Shaking the 'Inner City' Stigma

The recent riots in Baltimore have revived the old stereotype of poor, crime-infested inner cities. Orlando Patterson argues in the New York Times that the truth about inner cities is much more nuanced and hopeful.

2 minute read

June 6, 2015, 11:00 AM PDT

By Josh Stephens @jrstephens310


Inner Harbor, Baltimore

Cimm / Flickr

The challenges facing inner-city America are as tough as ever, as the Baltimore riots illustrated. Harvard Professor Orlando Patterson argues, though, that these challenges are different from the ones that cities faced during the periods of racial strife in the 1960s and are even different from simplistic accusations of racism and police brutality. He calls for "a more realistic understanding of America’s inner cities."

Patterson reports that the inner cities are not all that different. Even amid poverty and blight, crime is caused by a relatively small number of residents. 

"According to recent surveys, between 20 and 25 percent of their permanent residents are middle class; roughly 60 percent are solidly working class or working poor who labor incredibly hard, advocate fundamental American values and aspire to the American dream for their children. Their youth share their parents’ values, expend considerable social energy avoiding the violence around them and consume far fewer drugs than their white working- and middle-class counterparts, despite their disproportionate arrest and incarceration rates."

"In all inner-city neighborhoods, however, there is a problem minority that varies between about 12.1 percent (in San Diego, for example) and 28 percent (in Phoenix) that comes largely from the disconnected youth between ages 16 and 24....[Their] culture is reinforced by contemporary conditions like poverty, racial discrimination, chronic unemployment, single parenting and a chemically toxic, neurologically injurious environment, like the lead paint that poisoned Freddie Gray."

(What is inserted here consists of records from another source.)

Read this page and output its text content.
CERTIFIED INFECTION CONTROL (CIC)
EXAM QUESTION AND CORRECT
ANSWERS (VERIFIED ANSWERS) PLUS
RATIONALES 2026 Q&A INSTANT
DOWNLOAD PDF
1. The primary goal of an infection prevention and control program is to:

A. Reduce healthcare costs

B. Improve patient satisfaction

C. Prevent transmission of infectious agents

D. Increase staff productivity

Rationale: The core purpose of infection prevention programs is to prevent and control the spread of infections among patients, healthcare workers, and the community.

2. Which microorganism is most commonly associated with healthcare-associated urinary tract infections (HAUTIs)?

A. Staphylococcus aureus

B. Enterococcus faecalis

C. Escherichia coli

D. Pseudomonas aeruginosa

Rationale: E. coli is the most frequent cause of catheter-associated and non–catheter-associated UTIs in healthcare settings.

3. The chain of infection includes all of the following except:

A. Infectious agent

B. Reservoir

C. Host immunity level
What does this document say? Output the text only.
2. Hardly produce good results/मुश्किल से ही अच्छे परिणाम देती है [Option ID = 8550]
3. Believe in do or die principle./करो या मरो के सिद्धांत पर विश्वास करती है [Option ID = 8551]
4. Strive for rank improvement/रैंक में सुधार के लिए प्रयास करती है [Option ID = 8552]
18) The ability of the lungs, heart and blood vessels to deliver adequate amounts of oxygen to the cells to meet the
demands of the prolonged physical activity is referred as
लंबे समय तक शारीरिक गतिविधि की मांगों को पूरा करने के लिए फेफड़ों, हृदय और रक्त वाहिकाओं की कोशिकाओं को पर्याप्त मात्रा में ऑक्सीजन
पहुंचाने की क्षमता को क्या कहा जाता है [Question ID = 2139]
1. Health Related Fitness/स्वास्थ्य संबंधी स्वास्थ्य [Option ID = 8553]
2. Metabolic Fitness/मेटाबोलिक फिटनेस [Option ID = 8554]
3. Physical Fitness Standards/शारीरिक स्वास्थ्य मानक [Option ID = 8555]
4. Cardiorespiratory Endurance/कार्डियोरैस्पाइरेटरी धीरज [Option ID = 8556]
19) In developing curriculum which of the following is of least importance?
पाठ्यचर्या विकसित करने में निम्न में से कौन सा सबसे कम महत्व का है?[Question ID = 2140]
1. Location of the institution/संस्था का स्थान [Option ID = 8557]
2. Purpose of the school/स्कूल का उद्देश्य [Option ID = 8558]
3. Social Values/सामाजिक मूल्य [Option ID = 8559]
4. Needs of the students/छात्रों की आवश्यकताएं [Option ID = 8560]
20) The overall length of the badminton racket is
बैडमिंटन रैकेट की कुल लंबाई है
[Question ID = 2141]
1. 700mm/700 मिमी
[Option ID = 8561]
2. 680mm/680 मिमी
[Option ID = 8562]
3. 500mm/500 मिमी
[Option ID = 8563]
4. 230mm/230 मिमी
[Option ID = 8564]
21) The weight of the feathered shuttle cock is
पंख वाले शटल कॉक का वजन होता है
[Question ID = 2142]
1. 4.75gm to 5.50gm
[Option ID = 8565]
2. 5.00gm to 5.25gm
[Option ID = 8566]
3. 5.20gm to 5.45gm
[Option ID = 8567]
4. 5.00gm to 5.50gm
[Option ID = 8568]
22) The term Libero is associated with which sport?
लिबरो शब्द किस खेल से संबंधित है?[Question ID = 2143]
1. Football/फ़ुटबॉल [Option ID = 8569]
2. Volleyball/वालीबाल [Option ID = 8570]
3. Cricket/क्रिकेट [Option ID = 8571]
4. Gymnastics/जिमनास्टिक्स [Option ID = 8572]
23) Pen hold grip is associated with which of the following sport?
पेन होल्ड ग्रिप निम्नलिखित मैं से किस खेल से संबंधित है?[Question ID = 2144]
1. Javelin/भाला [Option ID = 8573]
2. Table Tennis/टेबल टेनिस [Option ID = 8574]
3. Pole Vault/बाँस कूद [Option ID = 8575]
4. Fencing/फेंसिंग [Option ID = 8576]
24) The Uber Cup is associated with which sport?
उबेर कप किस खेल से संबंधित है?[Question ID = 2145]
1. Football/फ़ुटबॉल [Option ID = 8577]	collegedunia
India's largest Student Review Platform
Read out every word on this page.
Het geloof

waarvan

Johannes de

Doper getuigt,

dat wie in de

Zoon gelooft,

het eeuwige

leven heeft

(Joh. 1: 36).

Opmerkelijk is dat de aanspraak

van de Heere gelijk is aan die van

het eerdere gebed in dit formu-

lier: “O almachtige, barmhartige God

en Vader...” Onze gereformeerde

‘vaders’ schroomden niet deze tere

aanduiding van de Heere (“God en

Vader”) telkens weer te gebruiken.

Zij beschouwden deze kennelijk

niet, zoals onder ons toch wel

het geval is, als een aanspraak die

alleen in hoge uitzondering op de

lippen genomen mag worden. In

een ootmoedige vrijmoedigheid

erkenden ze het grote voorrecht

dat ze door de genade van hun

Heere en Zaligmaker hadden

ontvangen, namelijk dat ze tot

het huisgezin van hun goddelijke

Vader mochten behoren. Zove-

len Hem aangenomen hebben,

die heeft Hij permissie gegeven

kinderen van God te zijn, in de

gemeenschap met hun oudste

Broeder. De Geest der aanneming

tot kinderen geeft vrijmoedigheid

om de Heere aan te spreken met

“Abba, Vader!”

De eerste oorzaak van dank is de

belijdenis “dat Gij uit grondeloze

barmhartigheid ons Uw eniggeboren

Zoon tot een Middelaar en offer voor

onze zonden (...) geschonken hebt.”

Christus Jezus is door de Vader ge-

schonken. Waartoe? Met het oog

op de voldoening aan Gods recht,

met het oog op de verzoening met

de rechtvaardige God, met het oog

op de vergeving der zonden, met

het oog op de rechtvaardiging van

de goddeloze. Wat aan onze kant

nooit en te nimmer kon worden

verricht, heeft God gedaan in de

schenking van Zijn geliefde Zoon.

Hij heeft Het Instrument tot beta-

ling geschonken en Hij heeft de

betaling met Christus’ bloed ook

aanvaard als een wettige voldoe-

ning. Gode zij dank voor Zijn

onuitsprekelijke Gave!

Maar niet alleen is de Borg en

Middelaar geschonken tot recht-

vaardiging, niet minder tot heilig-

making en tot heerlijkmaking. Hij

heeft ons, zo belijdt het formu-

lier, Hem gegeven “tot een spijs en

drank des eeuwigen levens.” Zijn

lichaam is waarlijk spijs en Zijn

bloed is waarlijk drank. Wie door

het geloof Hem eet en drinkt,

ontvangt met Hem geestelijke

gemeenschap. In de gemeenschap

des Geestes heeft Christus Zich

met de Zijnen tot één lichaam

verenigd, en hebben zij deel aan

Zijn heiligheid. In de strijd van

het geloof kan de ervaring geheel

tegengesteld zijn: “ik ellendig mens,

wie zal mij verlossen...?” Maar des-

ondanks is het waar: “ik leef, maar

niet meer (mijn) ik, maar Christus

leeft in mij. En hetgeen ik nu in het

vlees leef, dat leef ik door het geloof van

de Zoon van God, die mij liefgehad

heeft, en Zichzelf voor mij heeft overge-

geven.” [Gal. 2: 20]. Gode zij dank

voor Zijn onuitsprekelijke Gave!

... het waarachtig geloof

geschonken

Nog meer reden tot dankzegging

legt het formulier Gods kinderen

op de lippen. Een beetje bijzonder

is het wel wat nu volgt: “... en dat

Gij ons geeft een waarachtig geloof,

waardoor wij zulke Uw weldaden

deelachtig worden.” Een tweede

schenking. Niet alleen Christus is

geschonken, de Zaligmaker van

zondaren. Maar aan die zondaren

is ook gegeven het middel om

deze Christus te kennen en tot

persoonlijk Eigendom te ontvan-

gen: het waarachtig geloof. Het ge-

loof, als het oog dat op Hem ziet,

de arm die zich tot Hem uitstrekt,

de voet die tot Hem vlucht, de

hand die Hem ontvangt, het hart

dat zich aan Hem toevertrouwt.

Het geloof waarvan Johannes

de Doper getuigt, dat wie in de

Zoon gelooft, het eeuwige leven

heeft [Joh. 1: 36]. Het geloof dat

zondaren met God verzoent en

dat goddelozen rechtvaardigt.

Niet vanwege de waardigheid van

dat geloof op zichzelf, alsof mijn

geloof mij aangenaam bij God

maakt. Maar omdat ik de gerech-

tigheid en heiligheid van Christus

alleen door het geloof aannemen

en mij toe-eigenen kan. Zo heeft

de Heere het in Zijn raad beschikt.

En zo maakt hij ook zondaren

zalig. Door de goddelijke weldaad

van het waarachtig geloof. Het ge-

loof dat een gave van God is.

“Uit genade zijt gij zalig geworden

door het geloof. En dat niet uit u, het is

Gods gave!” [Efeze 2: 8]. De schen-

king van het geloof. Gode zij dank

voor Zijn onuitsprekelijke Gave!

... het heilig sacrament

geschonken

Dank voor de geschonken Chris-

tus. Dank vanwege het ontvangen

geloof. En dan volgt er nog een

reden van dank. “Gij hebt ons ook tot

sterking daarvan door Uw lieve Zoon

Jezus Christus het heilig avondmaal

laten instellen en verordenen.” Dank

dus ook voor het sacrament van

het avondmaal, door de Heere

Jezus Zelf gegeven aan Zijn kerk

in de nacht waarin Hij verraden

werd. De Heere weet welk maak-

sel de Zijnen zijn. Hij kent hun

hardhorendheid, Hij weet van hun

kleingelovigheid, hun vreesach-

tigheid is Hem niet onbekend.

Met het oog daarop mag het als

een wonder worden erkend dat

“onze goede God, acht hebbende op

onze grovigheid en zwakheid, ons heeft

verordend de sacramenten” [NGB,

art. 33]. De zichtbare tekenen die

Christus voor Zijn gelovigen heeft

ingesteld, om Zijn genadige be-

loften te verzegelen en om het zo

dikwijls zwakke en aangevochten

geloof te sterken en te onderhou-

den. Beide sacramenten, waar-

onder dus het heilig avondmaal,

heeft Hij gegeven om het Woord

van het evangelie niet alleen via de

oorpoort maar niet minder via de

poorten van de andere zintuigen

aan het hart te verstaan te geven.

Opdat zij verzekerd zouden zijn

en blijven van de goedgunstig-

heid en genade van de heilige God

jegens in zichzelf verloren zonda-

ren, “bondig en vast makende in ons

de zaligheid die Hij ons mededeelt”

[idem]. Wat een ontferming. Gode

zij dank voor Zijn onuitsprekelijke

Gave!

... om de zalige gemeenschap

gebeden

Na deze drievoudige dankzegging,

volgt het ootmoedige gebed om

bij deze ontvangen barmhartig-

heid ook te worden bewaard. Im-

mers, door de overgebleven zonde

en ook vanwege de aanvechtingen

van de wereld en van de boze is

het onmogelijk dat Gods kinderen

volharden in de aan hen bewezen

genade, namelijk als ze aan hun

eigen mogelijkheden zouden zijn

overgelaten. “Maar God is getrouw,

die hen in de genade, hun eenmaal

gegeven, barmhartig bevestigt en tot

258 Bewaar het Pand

"In regard to black youth, the government must begin the chemical detoxification of ghetto neighborhoods in light of the now well-documented relation between toxic exposure and youth criminality. Further, there should be an immediate scaling up of the many federal and state programs for children and youth that have been shown to work: child care from the prenatal to pre-K stages, such as Head Start and the nurse-family partnership program; after-school programs to keep boys from the lure of the street and to provide educational enrichment as well as badly needed male role models; community-based programs that focus on enhancing life skills and providing short-term, entry-level employment; and continued expansion of successful charter school systems."